Big task for a big guy
Boston's Zdeno Chara and defense partner Dennis Seidenberg have become an outstanding shutdown pair and will see a lot of Vancouver's Sedin twins, Henrik and Daniel. Chara, a towering 6 feet 9 and more than 250 pounds, said he's prepared to try to neutralize their skill and creativity.
"We know how great they can be and we just have to be aware of them and just try to take as much time and space away from them as possible," he said.
"They're great players. They know about each other even when they're not looking at each other."
Seidenberg said he welcomes the assignment.
"Yeah, I love shutting down those guys. Trying to, at least," he said. "There's nothing better than having a big challenge ahead of you."
Boston Coach Claude Julien and Vancouver Coach Alain Vigneault, defensemen during their playing careers, were teammates with Salt Lake City of the old Central Hockey League in the 1981-82 and 1982-83 seasons. They've remained friends, but the relationship will be put on hold for a while.

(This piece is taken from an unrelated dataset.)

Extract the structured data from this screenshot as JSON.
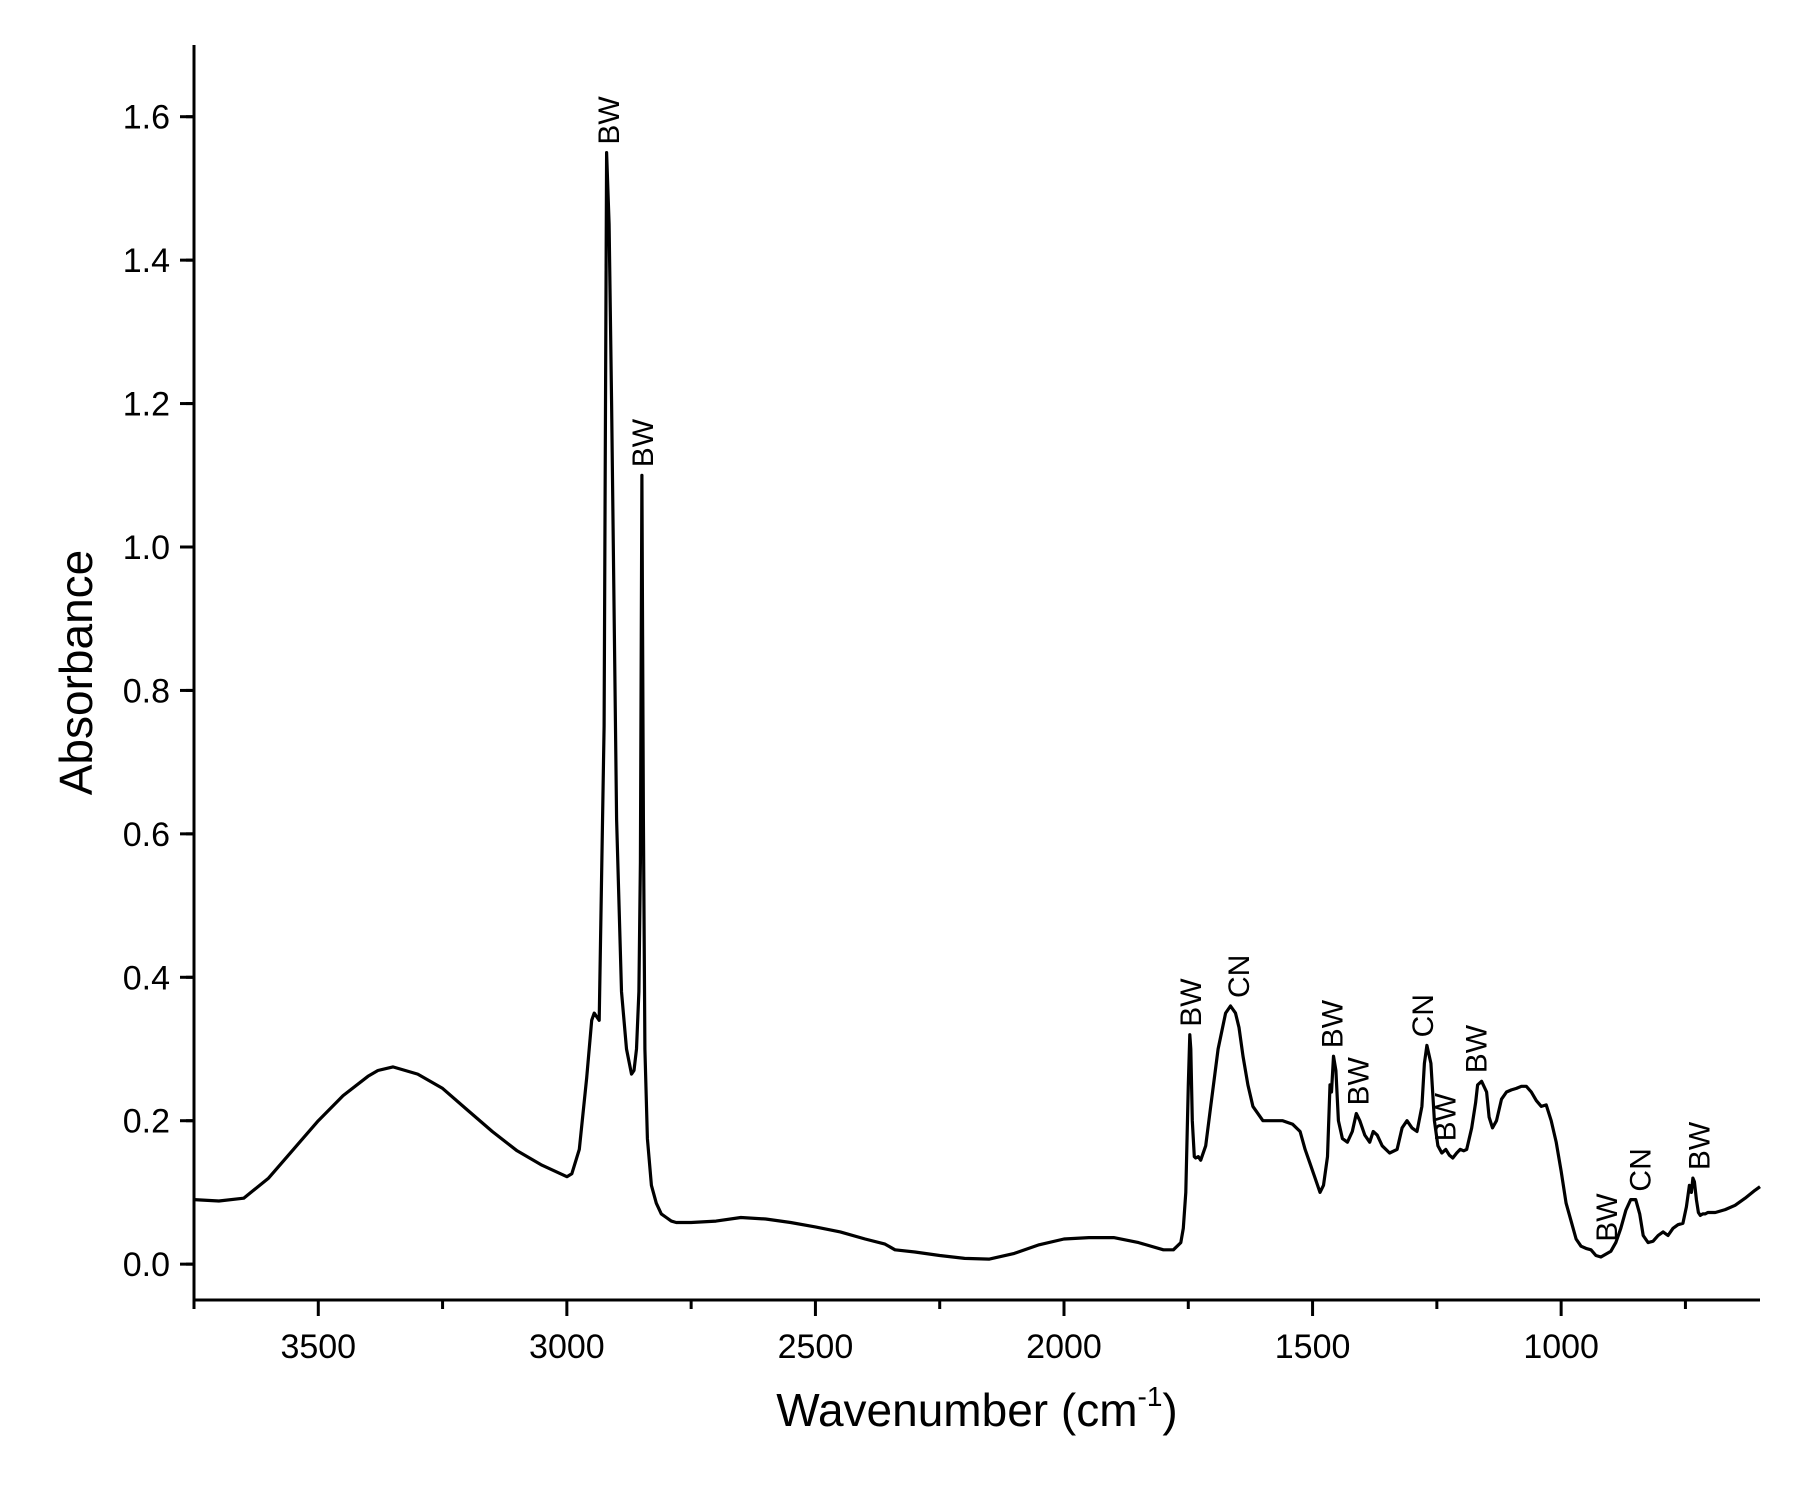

"I remember at one point saying we hoped to see each other in the Stanley Cup final, and here we are," Julien said. "I know that throughout the playoffs we were kind of encouraging each other. Now that we've made it here, we've both gone silent and don't plan on talking to each other till it's all over."
Vigneault said he and Julien felt pressure to win in their fourth season with their respective teams.
"From that standpoint I'm real happy for him. Now we're going to get an opportunity, both of us, to compete for the Cup," Vigneault said. "I've known him a long time, and we both know what coaches go through on a daily basis and a yearly basis. So he can relate to me and I can relate to him. I've got a tremendous amount of respect for what he does and what he's done with his team this year."